A paper by CU Boulder Professor Rafael Piestun and PhD candidate Haiyan Wang on diffractive optics was recently published in Optica, the most prestigious journal published by The Optical Society of America.

Diffraction refers to a variety of phenomena occurring when a wave encounters an obstacle and bends around it. Diffractive optics are widely used today in imaging, holography, microscopy and manufacturing. Previous work has shown that extending diffractive optics from two dimensions to three dimensions enables new functionality and improves system performance. The paper suggests a way to make the two-dimensional waves three-dimensional in real time with a simple modification to existing devices controlled with a computer. This is done with multiple bounces from a single spatial light modulator - a versatile pixelated device widely used in optics labs to shape laser beams. The innovation is relevant to the consumer applications as well as to the scientific community said Piestun, who works in the Electrical, Computer and Energy Engineering Department.

“I am excited because this is something we have been working on for a while,” Piestun said. “We published a paper on 3D diffractive optics several years ago, but these devices are difficult to reconfigure dynamically. If you can control the device with a computer, it will make it that much more accessible for the community - especially for people outside of the field. Lots of people are doing diffractive optics today, but don’t have access to the third dimension because of difficulty in getting into the fabrication process.
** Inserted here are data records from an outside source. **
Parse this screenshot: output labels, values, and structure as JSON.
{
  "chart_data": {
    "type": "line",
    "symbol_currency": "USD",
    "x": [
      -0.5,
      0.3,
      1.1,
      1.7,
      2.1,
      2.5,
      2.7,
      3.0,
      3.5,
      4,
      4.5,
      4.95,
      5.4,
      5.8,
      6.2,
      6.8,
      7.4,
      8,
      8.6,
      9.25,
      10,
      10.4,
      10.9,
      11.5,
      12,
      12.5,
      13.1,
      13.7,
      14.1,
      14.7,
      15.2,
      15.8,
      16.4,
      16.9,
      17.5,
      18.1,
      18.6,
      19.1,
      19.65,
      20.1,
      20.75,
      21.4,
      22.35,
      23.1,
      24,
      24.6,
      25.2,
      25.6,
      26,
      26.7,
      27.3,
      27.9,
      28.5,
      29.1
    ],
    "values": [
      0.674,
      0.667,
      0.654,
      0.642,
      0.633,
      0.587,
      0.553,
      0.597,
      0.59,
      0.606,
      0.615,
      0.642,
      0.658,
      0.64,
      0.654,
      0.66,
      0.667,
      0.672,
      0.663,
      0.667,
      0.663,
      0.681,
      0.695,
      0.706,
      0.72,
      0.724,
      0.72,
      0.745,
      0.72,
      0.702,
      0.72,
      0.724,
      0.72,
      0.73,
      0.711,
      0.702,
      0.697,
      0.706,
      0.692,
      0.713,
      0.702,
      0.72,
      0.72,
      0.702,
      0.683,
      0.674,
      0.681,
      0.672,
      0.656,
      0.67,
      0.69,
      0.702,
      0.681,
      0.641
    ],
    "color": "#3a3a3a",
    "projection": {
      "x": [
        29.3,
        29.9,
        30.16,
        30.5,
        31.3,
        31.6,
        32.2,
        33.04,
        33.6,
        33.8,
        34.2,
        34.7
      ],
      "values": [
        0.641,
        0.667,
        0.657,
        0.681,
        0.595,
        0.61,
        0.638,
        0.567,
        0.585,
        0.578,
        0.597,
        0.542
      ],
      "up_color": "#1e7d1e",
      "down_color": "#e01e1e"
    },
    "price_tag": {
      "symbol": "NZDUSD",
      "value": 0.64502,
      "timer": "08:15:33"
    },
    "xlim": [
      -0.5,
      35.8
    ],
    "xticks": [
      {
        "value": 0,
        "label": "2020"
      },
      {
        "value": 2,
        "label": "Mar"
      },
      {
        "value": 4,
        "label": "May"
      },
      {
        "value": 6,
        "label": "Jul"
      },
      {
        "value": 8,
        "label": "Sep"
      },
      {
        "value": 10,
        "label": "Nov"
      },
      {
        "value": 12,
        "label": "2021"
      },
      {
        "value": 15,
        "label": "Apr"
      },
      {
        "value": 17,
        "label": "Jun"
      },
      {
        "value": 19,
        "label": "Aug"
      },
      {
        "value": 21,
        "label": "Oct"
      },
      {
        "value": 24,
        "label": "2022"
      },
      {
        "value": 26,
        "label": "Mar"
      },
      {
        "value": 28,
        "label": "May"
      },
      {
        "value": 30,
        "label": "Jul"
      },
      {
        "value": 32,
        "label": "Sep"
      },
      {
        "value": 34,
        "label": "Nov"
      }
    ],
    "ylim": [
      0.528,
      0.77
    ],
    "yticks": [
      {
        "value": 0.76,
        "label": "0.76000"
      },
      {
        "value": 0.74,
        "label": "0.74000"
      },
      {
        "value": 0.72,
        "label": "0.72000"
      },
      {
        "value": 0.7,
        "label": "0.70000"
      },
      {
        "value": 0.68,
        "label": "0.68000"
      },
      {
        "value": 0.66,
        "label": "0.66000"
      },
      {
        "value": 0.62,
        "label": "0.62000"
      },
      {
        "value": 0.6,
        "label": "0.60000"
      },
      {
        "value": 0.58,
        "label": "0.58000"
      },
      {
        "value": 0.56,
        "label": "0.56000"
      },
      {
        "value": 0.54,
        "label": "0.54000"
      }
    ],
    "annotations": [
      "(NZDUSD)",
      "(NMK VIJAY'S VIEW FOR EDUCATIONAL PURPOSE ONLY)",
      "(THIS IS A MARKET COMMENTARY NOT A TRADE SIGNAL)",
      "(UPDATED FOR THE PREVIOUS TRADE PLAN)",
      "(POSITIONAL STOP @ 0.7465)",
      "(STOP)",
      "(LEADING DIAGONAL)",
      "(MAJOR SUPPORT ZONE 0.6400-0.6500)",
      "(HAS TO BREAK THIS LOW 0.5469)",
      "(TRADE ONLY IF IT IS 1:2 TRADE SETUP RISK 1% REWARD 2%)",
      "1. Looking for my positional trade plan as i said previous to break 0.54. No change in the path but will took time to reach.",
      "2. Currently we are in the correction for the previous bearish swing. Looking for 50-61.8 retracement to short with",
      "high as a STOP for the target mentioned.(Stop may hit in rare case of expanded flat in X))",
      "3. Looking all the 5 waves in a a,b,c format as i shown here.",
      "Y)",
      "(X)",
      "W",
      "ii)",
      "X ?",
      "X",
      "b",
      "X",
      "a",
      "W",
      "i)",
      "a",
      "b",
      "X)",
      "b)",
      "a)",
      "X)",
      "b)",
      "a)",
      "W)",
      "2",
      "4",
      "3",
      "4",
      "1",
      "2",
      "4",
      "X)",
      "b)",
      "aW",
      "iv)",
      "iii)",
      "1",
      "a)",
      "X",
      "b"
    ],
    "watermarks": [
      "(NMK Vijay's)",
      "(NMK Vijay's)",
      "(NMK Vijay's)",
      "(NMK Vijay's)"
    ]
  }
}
The bar is now lowered to get access to these types of elements.”

This new advancement can be used in a variety of ways said Piestun. One would be in holographic displays that are multi-colored. Another application would be with super-resolution microscopes, when trying to look at molecules that are different colors. Additionally, 3D diffractive optics could also be applied in fiber optics technologies to launch different laser beam profiles down the fiber.

The research was sponsored by the National Science Foundation-supported STROBE Science and Technology Center. Piestun is co-PI for the center, a collaborative exchange between six universities across the U.S to advance imaging science and technology and build the microscopes of the future.